Assento n.º DAS7/92, de 06 de Agosto de 1992

Assento Acordam no Supremo Tribunal de Justiça: I - O Exmo. Procurador-Geral-Adjunto do Tribunal da Relação de Coimbra vem recorrer extraordinariamente - ao abrigo do disposto nos artigos 437.º, n.º 2, e seguintes do Código de Processo Penal, a que pertencerão todas as demais disposições legais que venham a referir-se - do acórdão da mesma Relação tirado a 8 de Maio de 1991 no processo n.º 402/89, com base nas razões que de seguida e em síntese se passam a indicar: Relativamente à mesma questão de direito, no domínio da mesma legislação, está em oposição o ali decidido com a solução a que se chegou no aresto da Relação do Porto de 7 de Novembro de 1990, publicado na Colectânea de Jurisprudência, ano XV, 1990, t. V, pp. 151 a 152 (em fotocópia, de fl. 16 a fl.

17), que aqui se toma como acórdão fundamento.

Consiste semelhante oposição em se ter entendido, no acórdão posto em crise, constituir nulidade insanável a omissão total da indicação das provas que serviram para formar a convicção do tribunal, a que alude o n.º 2 do artigo 374.º, em diverso sentido tendo julgado o acórdão fundamento.

II - A legitimidade do recorrente encontra-se garantida pelo despacho de admissão do recurso, a confirmar o prazo em que foi interposto, a espécie e o regimeadequados.

Observado o estabelecido nos artigos 439.º a 440.º, procedeu-se ao exame preliminar e, em seguida à conferência, em que se concluiu pela oposição de julgados.

III - Havendo, por conseguinte, os autos prosseguido e tendo-se colhido o visto simultâneo, a que se refere o n.º 3 do artigo 442.º, cumpre agora decidir.

E é inquestionável que qualquer dos dois citados acórdãos, mantendo-se inalterada a legislação, chega a diversa solução quando se debruça sobre a mesma questão de direito.

Ambos apreciam, na verdade, o problema da falta de indicação das provas que serviram para formar a convicção do Tribunal, no relatório por que sempre se inicia a sentença, e que se nomeia na parte final do n.º 2 do já aludido artigo 374.º Só que o aresto recorrido considera tratar-se de nulidade insanável, de que deve oficiosamente conhecer-se e como tal deve declarar-se, enquanto no acórdão fundamento se entende que essa omissão constitui nulidade dependente de arguição e que se pode invocar na motivação do recurso.

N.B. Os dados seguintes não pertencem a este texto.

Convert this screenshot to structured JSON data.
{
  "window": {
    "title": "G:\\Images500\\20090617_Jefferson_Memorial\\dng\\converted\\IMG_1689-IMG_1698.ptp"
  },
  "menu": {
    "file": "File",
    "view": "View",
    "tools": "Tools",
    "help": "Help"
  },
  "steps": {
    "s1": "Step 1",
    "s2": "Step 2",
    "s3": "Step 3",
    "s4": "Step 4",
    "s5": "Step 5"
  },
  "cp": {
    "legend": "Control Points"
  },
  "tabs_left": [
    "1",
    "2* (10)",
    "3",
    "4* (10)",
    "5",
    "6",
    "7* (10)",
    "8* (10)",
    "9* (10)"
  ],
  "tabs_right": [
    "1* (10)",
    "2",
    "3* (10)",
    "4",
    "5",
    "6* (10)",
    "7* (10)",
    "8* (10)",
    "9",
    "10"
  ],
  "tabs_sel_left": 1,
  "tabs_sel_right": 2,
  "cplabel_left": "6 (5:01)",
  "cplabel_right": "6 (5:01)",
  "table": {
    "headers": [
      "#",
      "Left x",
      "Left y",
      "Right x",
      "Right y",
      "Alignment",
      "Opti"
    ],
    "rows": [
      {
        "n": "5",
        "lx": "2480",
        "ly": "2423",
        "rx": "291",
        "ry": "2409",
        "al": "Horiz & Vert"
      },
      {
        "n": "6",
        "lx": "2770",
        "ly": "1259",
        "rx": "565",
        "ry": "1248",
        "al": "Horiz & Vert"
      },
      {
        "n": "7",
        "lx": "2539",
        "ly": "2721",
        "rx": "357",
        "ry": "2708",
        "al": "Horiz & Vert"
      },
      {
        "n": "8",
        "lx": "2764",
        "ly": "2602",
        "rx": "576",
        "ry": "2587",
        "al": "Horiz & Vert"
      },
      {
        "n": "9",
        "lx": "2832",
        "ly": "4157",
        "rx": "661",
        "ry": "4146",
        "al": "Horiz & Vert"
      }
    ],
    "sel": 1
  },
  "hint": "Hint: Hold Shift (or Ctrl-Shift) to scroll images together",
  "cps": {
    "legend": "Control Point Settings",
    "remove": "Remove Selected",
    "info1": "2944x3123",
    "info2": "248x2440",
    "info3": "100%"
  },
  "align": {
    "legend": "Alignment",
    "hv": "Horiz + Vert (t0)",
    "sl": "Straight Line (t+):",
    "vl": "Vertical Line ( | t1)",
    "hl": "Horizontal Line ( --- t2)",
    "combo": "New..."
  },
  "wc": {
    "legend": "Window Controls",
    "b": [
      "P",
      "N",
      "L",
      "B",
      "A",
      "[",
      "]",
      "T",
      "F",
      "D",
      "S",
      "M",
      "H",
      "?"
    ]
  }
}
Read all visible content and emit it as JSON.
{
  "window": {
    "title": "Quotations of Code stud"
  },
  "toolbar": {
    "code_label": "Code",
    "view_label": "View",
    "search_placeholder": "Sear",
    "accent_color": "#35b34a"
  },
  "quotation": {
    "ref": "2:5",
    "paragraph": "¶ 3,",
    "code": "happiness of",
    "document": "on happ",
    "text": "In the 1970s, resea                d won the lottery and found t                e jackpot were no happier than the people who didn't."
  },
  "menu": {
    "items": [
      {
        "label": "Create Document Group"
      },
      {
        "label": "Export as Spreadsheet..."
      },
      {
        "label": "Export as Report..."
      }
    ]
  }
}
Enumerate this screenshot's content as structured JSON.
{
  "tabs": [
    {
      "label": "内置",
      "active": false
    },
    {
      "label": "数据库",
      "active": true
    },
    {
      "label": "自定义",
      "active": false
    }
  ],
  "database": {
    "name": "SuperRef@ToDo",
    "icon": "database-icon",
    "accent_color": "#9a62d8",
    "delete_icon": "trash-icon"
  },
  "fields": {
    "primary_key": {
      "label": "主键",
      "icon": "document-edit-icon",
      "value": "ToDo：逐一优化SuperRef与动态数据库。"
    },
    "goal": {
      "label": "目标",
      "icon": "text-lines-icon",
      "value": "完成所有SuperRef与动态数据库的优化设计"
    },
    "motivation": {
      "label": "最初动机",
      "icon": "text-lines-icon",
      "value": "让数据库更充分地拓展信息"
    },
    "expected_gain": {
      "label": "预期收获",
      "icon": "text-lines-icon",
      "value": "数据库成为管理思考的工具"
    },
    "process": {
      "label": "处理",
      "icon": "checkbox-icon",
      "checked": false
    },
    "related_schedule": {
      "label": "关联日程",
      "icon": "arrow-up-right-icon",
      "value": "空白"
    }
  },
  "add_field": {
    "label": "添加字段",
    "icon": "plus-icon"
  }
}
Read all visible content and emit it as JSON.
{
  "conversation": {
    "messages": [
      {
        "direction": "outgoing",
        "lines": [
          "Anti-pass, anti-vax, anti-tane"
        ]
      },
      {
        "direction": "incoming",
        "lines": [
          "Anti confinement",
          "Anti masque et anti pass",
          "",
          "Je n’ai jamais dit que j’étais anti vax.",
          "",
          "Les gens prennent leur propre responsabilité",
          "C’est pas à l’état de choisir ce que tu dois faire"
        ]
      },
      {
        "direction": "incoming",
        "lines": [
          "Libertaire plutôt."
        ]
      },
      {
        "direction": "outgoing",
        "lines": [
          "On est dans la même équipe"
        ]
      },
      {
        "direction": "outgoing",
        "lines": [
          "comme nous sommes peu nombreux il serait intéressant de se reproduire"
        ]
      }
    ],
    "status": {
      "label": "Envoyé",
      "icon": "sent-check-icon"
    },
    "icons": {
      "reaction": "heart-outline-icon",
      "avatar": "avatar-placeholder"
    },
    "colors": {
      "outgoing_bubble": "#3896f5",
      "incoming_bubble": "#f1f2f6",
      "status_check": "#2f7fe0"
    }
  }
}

Qualquer das decisões em conflito transitou em julgado, nada obstando ao conhecimento deste pelo plenário.

  1. O ilustre procurador-geral-adjunto neste Supremo Tribunal começa, todavia, por suscitar o problema de saber se, neste momento, poderá proceder-se como que a um segundo exame preliminar, à semelhança do que sucedia quando, em caso como o dos autos, era aplicável o Código de Processo Civil.

    É consabido que o anterior Código de Processo Penal não dispunha de normas a regularem, como agora, o recurso extraordinário para uniformização de jurisprudência, assim havendo que lançar mão daquele outro diploma legal, prescrevendo o § único do seu artigo 668.º que deviam observar-se as regras para idêntico recurso em matéria cível.

    E hoje não há nenhuma disposição como o n.º 3 do artigo 766.º do Código de Processo Civil, que estabelece: O acórdão que reconheça a existência da oposição não impede que o tribunal pleno, antes da solução de fundo do conflito de jurisprudência, ao apreciar o recurso, tivesse de novamente verificar se a oposição dos acórdãos se confirmava.

    Parece que o problema perdeu actualmente toda a acuidade, uma vez que, como já se afirmou, no vigente Código de Processo Penal está totalmente regulado um tal recurso extraordinário e o legislador não teria deixado de formular idêntica regra se esse fosse seu propósito.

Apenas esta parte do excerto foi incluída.